Mother Linnea’s Remembrance

438
Lucinda Palme

Mother Linnea’s Remembrance

Linnea Kaspersen and Jonas Kellerman has shopped and dined at Nordstan the centre of shoppers, diners and idlers; and came out of the shopping mall towards Brunnspark. On the footbridge connecting Nordstan and Brunnspark, there has been a busker strumming his guitar. A tune from the instrument touched Linnea, at the same time her husband Jonas’ mobile phone rang. Excitedly, he plunged his hand into his trenchcoat and pulled out the phone and saw who the caller was. He looked at his wife, and said, “My second daughter from LA.” He excused himself from his wife, and nudged aside from the footbridge to the trees-dotted area in the patch of Brunnspark.

The busker strummed.

Linnea stood by the busker, listening to his music but watching the burst of happiness on her husband’s face. Another tune from the guitar of the busker touched Linnea. She remembered to talk her son, her only child, and she pulled out her mobile phone from her knee-length faux pas furcoat and called him. The phone was ringing to connect the mother and son. She knows, her son always answers her calls. He is always there for her rather than she had been for him. She greeted him, confidently, “Karl!”

“This is not Karl, Karl’s wife,” the American-Swedish daughter-in-law Caroline replied.

“Where is Karl?” she asked, surprised. Karl’s utterance of ‘mamma’ is always a sweet melodic sound for her that dignified her existence.

“He is in Cern.”

“Cern?” Linnea is pleasantly surprised that her son has made it to the happening place on particle physics in the world: CERN.

“Yes.”

“He didn’t tell me,” Linnea said.

“He tried to call you. Like always, you were unreachable for him, I guess.”

“But,” Linnea said, and lost for words, what to say. She realized that she had many unanswered calls on her phone, and her son’s number was also in the non-priority list.
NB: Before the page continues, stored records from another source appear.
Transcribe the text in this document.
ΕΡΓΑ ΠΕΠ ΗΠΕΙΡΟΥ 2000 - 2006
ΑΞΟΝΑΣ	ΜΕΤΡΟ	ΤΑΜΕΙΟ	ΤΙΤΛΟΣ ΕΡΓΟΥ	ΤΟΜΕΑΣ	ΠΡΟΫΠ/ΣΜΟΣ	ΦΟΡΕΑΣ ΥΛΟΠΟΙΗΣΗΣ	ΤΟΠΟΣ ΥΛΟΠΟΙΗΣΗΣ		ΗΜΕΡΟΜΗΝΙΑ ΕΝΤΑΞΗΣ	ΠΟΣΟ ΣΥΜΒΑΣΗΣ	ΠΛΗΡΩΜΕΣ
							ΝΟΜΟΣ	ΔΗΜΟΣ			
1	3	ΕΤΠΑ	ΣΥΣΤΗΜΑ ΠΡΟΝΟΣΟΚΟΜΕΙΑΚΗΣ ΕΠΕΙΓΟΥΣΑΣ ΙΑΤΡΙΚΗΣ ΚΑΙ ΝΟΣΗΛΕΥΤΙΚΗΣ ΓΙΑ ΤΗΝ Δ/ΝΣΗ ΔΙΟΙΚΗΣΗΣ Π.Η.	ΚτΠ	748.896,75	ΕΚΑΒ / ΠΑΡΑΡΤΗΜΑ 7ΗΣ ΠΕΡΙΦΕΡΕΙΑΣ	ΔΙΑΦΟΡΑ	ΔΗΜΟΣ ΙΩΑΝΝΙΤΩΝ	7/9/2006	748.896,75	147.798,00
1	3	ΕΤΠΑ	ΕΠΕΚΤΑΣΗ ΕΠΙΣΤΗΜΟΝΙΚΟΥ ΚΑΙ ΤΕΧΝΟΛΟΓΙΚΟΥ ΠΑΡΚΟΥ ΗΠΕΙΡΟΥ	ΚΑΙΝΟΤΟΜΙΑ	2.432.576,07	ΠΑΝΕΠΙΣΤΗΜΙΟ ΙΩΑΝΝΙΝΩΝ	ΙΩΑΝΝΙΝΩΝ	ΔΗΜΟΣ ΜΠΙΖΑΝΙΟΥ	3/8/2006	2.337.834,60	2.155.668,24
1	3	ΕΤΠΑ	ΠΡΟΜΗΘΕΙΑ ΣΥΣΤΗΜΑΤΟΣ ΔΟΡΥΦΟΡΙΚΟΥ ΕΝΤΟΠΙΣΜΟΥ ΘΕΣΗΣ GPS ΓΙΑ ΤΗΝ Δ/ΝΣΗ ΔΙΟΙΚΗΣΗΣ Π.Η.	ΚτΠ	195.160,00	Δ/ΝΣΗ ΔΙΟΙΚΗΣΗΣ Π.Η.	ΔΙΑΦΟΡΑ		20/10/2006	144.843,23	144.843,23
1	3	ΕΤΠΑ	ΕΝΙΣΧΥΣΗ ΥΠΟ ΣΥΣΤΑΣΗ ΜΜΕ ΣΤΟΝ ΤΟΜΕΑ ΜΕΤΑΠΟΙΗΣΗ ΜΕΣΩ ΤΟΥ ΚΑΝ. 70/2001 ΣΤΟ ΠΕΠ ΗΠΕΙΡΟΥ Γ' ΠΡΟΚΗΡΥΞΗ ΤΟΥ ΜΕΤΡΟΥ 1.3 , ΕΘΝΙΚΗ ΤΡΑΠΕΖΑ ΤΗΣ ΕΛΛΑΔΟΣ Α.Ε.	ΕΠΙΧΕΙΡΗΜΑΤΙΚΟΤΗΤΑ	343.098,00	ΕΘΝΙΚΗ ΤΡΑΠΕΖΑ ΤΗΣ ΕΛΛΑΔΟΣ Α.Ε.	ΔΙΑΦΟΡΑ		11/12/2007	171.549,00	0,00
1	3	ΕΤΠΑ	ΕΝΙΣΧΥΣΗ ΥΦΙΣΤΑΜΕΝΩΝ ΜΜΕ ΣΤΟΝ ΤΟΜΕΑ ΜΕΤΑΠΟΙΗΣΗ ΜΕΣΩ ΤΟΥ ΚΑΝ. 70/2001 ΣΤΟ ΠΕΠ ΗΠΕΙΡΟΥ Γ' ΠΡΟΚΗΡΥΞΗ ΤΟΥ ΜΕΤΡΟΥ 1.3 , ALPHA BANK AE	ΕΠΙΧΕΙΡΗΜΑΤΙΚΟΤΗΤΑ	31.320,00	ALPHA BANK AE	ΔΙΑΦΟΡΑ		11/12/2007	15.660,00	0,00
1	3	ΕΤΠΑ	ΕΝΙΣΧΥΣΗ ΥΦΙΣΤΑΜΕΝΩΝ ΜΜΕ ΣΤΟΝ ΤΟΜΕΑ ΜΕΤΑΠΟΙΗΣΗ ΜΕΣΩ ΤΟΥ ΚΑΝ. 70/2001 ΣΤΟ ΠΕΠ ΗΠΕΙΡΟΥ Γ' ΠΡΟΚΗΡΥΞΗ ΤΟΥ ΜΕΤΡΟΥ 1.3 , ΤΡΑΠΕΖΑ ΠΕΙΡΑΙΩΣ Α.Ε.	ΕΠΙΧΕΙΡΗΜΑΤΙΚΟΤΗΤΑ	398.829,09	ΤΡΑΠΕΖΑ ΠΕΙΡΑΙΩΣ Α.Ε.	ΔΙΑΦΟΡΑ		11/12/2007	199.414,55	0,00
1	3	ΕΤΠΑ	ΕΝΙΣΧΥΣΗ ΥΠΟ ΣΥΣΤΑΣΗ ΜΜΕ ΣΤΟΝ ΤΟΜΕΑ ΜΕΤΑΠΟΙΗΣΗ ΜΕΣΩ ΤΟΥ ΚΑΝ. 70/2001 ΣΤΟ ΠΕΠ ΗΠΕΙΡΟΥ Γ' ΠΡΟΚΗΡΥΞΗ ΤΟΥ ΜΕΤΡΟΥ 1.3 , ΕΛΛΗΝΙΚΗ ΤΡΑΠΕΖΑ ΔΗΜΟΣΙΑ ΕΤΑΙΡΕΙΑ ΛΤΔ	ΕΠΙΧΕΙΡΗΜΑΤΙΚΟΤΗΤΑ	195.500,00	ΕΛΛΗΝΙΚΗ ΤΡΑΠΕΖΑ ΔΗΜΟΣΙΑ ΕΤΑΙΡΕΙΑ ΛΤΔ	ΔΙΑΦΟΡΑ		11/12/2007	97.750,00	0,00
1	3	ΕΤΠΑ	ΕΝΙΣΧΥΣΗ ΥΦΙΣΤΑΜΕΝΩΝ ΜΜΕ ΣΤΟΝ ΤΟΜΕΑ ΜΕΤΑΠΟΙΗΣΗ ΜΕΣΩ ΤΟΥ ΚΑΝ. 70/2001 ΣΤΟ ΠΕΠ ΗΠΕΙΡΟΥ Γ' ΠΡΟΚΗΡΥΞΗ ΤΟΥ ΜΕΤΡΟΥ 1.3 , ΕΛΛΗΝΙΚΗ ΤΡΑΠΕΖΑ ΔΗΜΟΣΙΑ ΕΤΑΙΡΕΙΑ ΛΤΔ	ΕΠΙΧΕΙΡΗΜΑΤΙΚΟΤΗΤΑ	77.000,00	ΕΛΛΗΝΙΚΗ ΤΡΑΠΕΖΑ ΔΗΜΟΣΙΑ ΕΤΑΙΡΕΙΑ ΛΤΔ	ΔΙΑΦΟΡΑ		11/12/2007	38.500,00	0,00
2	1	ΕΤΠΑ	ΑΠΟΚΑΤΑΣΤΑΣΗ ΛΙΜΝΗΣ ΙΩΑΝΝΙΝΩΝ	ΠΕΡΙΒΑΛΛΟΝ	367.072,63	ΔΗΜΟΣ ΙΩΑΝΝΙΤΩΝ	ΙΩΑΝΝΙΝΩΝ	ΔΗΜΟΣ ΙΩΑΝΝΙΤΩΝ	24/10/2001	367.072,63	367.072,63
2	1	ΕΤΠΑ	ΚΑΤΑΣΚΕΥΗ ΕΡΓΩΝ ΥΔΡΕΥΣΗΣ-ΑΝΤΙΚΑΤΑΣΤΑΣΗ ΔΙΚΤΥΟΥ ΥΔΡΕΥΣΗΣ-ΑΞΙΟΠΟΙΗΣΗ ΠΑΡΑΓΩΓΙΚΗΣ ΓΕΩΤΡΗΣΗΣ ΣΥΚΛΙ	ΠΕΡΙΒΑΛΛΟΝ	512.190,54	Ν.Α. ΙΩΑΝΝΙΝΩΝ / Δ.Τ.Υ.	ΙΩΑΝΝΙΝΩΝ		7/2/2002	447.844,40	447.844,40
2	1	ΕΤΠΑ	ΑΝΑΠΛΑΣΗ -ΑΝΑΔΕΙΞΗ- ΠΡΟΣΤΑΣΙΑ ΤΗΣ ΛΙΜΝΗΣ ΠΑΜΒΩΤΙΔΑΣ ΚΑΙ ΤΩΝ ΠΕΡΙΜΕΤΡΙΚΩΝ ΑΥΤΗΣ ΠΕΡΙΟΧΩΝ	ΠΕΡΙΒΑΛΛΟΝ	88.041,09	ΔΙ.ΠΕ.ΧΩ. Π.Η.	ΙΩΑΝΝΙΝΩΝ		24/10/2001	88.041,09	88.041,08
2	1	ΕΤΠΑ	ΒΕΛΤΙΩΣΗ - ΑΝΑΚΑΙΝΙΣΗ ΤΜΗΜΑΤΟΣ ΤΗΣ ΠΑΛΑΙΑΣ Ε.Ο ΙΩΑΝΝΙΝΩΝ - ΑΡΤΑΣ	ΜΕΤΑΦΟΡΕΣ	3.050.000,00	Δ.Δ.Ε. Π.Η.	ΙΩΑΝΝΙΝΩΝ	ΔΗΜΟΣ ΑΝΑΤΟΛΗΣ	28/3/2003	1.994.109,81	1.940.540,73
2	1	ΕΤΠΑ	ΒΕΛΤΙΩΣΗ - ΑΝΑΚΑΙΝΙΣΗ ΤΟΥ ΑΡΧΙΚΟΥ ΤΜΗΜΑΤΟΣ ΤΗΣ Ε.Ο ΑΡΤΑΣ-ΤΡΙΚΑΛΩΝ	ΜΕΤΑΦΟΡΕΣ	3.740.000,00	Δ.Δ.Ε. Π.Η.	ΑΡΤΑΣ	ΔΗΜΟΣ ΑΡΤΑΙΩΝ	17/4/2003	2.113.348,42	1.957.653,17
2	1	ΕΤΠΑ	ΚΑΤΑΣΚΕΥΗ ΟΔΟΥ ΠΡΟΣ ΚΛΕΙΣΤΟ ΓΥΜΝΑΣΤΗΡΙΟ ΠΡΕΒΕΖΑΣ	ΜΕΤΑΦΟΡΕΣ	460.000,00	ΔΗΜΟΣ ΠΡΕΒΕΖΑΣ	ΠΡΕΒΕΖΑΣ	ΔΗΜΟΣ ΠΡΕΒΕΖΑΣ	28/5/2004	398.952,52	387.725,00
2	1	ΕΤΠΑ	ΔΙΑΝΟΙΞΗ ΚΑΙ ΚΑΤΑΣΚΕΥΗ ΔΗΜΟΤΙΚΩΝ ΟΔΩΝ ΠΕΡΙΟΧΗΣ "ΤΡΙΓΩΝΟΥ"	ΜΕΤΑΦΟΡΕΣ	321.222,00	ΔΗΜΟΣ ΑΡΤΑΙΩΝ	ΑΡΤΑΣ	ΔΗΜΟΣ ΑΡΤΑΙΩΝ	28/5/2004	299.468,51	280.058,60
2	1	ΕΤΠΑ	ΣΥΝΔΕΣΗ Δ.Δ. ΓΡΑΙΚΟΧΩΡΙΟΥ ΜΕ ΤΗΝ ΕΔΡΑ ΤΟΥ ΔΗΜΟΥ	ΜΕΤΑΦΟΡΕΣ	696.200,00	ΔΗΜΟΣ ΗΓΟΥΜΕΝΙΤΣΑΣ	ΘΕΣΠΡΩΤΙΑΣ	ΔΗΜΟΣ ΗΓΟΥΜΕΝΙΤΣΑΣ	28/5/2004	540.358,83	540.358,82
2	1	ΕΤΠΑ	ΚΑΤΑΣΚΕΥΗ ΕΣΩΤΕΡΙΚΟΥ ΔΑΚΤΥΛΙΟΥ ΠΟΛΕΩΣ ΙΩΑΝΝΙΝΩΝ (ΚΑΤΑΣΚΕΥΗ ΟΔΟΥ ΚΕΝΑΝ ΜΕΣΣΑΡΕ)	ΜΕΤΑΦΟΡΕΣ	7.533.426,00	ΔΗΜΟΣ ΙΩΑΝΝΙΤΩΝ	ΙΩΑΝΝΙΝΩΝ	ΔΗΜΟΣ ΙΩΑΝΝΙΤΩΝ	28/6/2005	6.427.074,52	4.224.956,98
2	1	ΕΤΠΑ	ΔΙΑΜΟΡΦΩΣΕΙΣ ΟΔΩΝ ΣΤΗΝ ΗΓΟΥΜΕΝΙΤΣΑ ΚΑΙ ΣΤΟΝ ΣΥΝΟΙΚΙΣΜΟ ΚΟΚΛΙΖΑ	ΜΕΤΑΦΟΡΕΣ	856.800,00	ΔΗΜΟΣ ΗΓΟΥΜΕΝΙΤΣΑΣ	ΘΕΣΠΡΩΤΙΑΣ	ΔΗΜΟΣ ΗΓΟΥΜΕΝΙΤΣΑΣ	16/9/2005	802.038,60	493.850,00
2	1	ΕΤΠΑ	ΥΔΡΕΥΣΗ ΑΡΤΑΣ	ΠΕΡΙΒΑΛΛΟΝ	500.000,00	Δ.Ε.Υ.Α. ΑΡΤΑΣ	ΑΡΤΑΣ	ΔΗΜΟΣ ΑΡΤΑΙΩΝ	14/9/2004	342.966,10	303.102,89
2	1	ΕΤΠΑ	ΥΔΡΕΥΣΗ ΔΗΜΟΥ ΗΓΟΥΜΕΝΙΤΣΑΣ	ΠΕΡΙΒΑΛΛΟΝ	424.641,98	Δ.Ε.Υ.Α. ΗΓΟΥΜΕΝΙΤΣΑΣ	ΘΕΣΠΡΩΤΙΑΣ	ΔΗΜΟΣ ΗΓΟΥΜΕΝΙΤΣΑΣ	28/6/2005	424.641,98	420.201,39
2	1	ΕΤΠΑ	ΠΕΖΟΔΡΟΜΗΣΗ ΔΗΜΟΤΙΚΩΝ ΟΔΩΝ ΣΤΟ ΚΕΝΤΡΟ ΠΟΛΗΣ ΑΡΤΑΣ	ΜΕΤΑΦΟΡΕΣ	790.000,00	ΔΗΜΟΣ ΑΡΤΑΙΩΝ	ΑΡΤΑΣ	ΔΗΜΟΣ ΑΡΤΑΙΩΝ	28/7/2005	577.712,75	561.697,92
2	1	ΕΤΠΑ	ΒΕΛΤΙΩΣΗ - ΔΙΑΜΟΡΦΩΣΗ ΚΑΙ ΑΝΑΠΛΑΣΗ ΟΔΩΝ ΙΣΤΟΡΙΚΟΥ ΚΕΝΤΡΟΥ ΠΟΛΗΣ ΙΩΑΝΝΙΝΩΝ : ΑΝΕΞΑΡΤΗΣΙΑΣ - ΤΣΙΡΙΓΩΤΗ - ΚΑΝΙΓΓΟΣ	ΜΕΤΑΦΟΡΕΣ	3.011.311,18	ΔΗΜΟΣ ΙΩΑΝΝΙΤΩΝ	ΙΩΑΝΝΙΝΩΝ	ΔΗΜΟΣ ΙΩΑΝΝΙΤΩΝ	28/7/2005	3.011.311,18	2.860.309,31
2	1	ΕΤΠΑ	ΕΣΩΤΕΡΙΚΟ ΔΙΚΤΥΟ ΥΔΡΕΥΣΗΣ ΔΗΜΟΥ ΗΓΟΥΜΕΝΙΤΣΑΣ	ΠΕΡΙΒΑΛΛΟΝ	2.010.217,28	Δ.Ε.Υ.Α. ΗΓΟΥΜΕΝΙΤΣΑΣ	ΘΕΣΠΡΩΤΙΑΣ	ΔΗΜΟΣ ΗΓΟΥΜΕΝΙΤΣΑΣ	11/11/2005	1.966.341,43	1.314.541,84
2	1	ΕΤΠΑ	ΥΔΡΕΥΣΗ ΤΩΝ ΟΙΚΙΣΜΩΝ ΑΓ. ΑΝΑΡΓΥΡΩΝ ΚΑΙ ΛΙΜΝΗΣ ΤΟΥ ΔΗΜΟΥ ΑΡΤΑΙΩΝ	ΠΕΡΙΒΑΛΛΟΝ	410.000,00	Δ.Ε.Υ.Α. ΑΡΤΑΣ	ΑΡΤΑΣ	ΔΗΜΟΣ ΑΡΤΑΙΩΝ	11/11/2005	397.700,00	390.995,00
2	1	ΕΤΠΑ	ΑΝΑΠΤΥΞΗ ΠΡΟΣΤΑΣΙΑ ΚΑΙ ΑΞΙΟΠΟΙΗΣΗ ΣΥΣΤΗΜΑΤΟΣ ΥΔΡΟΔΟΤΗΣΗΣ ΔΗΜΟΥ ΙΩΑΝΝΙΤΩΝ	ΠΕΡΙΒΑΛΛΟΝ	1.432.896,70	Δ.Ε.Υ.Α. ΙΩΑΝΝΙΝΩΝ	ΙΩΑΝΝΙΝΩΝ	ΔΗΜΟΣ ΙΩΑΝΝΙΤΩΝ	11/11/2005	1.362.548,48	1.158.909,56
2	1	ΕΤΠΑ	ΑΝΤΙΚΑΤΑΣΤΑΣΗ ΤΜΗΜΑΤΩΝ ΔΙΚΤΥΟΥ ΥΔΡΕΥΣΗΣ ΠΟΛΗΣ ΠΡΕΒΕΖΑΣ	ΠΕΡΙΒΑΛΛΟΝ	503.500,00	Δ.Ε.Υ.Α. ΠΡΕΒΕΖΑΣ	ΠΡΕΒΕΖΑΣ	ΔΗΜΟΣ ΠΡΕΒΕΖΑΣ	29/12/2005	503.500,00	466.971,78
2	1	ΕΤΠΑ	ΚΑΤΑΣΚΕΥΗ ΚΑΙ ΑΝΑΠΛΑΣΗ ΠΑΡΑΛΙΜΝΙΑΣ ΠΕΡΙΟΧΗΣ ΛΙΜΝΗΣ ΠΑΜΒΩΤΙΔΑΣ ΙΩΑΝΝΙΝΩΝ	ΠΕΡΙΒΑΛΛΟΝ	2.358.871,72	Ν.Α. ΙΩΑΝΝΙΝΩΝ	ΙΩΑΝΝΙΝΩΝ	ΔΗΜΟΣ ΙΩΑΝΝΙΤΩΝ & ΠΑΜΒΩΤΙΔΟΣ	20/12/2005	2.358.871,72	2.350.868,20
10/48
She felt a stab of sword in her stomach from her daughter-in-law’s words: ‘like always, you were unreachable for him’.

“We’re moving to Switzerland.”

“What?”

“Yes. Karl at Cern, I will be working for a bank in Geneva.”

“Can I call him?”

“Of course, it is…”

“Can you text me, please.”

“Sure. I always think why he adores you so much…though you were hardly there in his life. He even took his old photo of both of you with him,” daughter-in-law said.

Linnea felt the stab of sword going deeper into her stomach. The fact is she could not counter her statement ‘you were hardly there in his life’ for it is a fact. Mother Linnea failed to respond to her son’s pleas for money during his teenage and 20s, to be with him in the hospital when he was bed-ridden, and to be with him or visit him as the grandmother of his children, ceremonially or otherwise. She always had something to tell him and excuse herself in responding to him, something tangibly important that she could not afford to miss. With time, he stopped calling for her for help but he always answered her calls. The distance between the mother and the son grew as the son has grown shifting his life between his mother and father before he found his grounding in the world around him in Sweden.

With the passage of time, Karl started to feel the miraculous beauty in humans and the ruthless selfishness in humans in equal measure, mother or father. He started to discover his grounding, elsewhere, away from mother and father. Yet he adored them from a distance for that is the least a human can do to a parent(s) for bringing one into the world.

“You don’t know what we know,” Linnea said suppressing her anger erupting in her like lava of a dormant volcano but erupting.

“I know what you don’t know. I spent more time with him than you have spent,” daughter-in-law asserted. “In quality, and in quantity.”

“Okay.”

The music from the busker sounded to Linnea just like any other sound.

“Have a good evening,” daughter-in-law said. “Though it is drizzling.”

It was November. It was cold, and drizzling.

“I will,” Linnea uttered, and slowly dropped her phone into the pocket of her furcoat.

The busker was still strumming his guitar. Her husband was still on the phone. She noticed the dance of happiness on his face, she saw how he manoeuvred his life fairly successfully with his children while she drifted from one man to another man without her son in the priority list. She felt angry at herself: for her vulnerability to a companion at the expense of her son.

And a tune from the busker’s guitar tickled Linnea, deep down in her heart: ‘it is never late, dear human’.